Lea è nel bel mezzo di un capriccio, ma non si ricorda nemmeno più perché ha cominciato a piangere. Si piazza davanti alla culla e continua a frignare e a lanciarmi gli sguardi più rancorosi del suo ricco repertorio di bimba infuriataperfutilimotivi.
Lo Jacopo, intanto, affossato nel suo cullino, tenta in tutti i modi di guardarla, oltre le sponde. Si issa sulle braccette con i buchini sui gomiti come i putti, poi ripiomba pesantemente con la faccia sul materasso.
Ci riprova: allunga la testa, sembra una tartaruga.
Lea lo guarda.
Lui la guarda, un’espressione di sforzo estremo dipinta in volto.
Sorride.

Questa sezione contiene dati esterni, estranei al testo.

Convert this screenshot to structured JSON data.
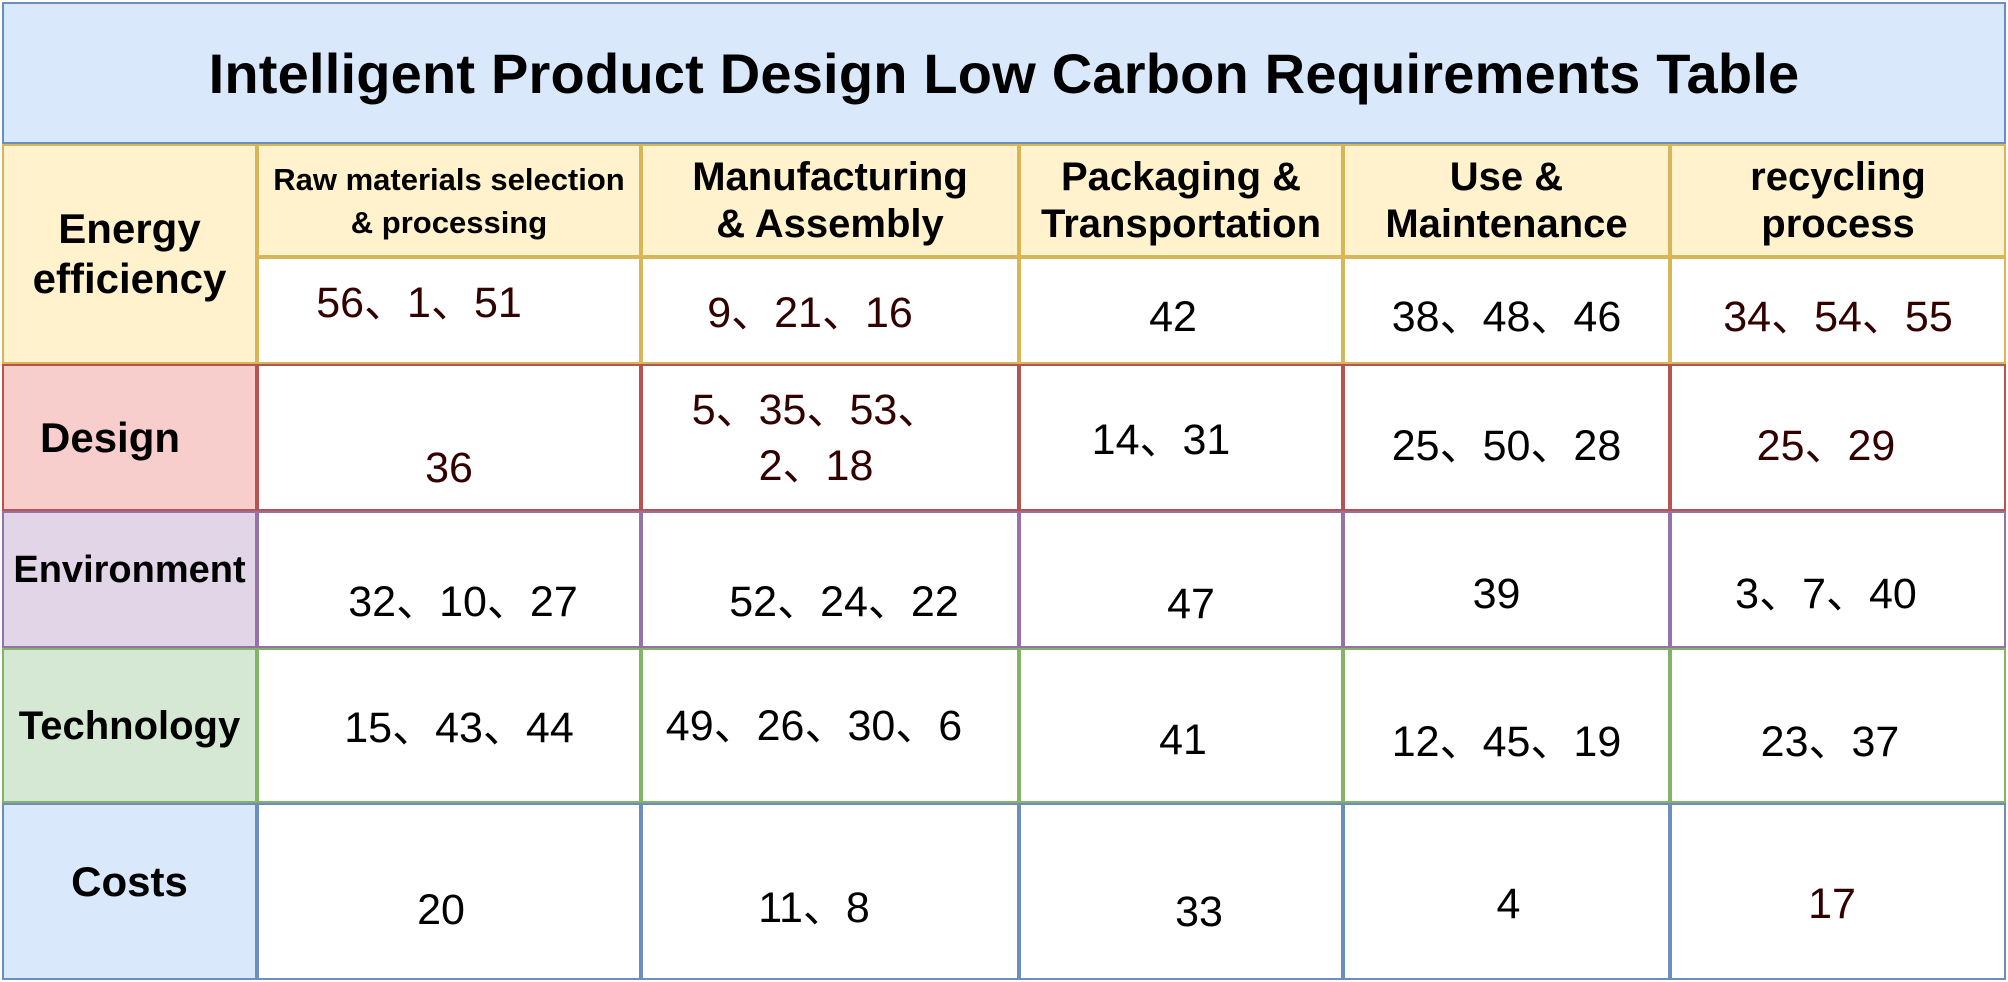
{
  "title": "Intelligent Product Design Low Carbon Requirements Table",
  "colors": {
    "title_fill": "#dae8fc",
    "title_border": "#6c8ebf",
    "energy_fill": "#fff2cc",
    "energy_border": "#d6b656",
    "design_fill": "#f8cecc",
    "design_border": "#b85450",
    "environment_fill": "#e1d5e7",
    "environment_border": "#9673a6",
    "technology_fill": "#d5e8d4",
    "technology_border": "#82b366",
    "costs_fill": "#dae8fc",
    "costs_border": "#6c8ebf",
    "dark_red_text": "#330000",
    "black_text": "#000000"
  },
  "columns": [
    "Raw materials selection & processing",
    "Manufacturing & Assembly",
    "Packaging & Transportation",
    "Use & Maintenance",
    "recycling process"
  ],
  "rows": [
    {
      "label": "Energy efficiency",
      "values": [
        "56、1、51",
        "9、21、16",
        "42",
        "38、48、46",
        "34、54、55"
      ]
    },
    {
      "label": "Design",
      "values": [
        "36",
        "5、35、53、\n2、18",
        "14、31",
        "25、50、28",
        "25、29"
      ]
    },
    {
      "label": "Environment",
      "values": [
        "32、10、27",
        "52、24、22",
        "47",
        "39",
        "3、7、40"
      ]
    },
    {
      "label": "Technology",
      "values": [
        "15、43、44",
        "49、26、30、6",
        "41",
        "12、45、19",
        "23、37"
      ]
    },
    {
      "label": "Costs",
      "values": [
        "20",
        "11、8",
        "33",
        "4",
        "17"
      ]
    }
  ]
}
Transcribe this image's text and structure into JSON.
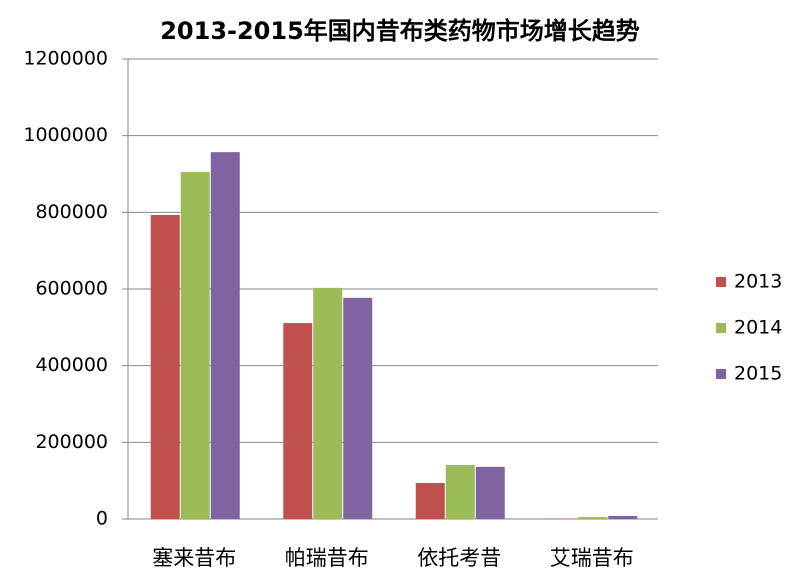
{
  "chart_data": {
    "type": "bar",
    "title": "2013-2015年国内昔布类药物市场增长趋势",
    "categories": [
      "塞来昔布",
      "帕瑞昔布",
      "依托考昔",
      "艾瑞昔布"
    ],
    "series": [
      {
        "name": "2013",
        "color": "#c0504d",
        "values": [
          793000,
          511000,
          94000,
          1000
        ]
      },
      {
        "name": "2014",
        "color": "#9bbb59",
        "values": [
          905000,
          603000,
          141000,
          5000
        ]
      },
      {
        "name": "2015",
        "color": "#8064a2",
        "values": [
          957000,
          577000,
          136000,
          8000
        ]
      }
    ],
    "ylim": [
      0,
      1200000
    ],
    "yticks": [
      0,
      200000,
      400000,
      600000,
      800000,
      1000000,
      1200000
    ],
    "grid": true,
    "legend": "right"
  }
}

Un sorrido sdentato.
Lei scoppia a ridere e si dimentica di continuare a piangere.
Un fratello è un buon modo, per far passare un temporale.
Porto Lea all’asilo, lo Jacopo nel marsupio.
Appena entrati, alcuni bimbi ci vengono incontro: “Lea! Non sapevo avessi un piccolo!” dice una bambina con i capelli a caschetto, una mano appoggiata davanti alla bocca a mimare un gaudioso stupore.
Lei annuisce, decisa: “sì, lo Jacopo. Il mio fratellino.” dice con solenne orgoglio, afferrandogli un piedino penzolante.
Un fratello ti fa sentire quanto si è fortunati, ad avere un piccolo.
Alla Lea è venuta una piccola febbre su un labbro, quindi le abbiamo detto che non poteva dare baci al suo fratellino, per qualche giorno.
Ha strabuzzato gli occhi, esibendosi in un’espressione drammatico-costernata.
Lo Jacopo ha riso, ma solo perchè non ha capito un tubo.
“Fratellino, non preoccuparti, io ti do i baci con gli occhi” gli ha sussurrato all’orecchio.
Un fratello ti insegna a dare baci, anche con gli occhi.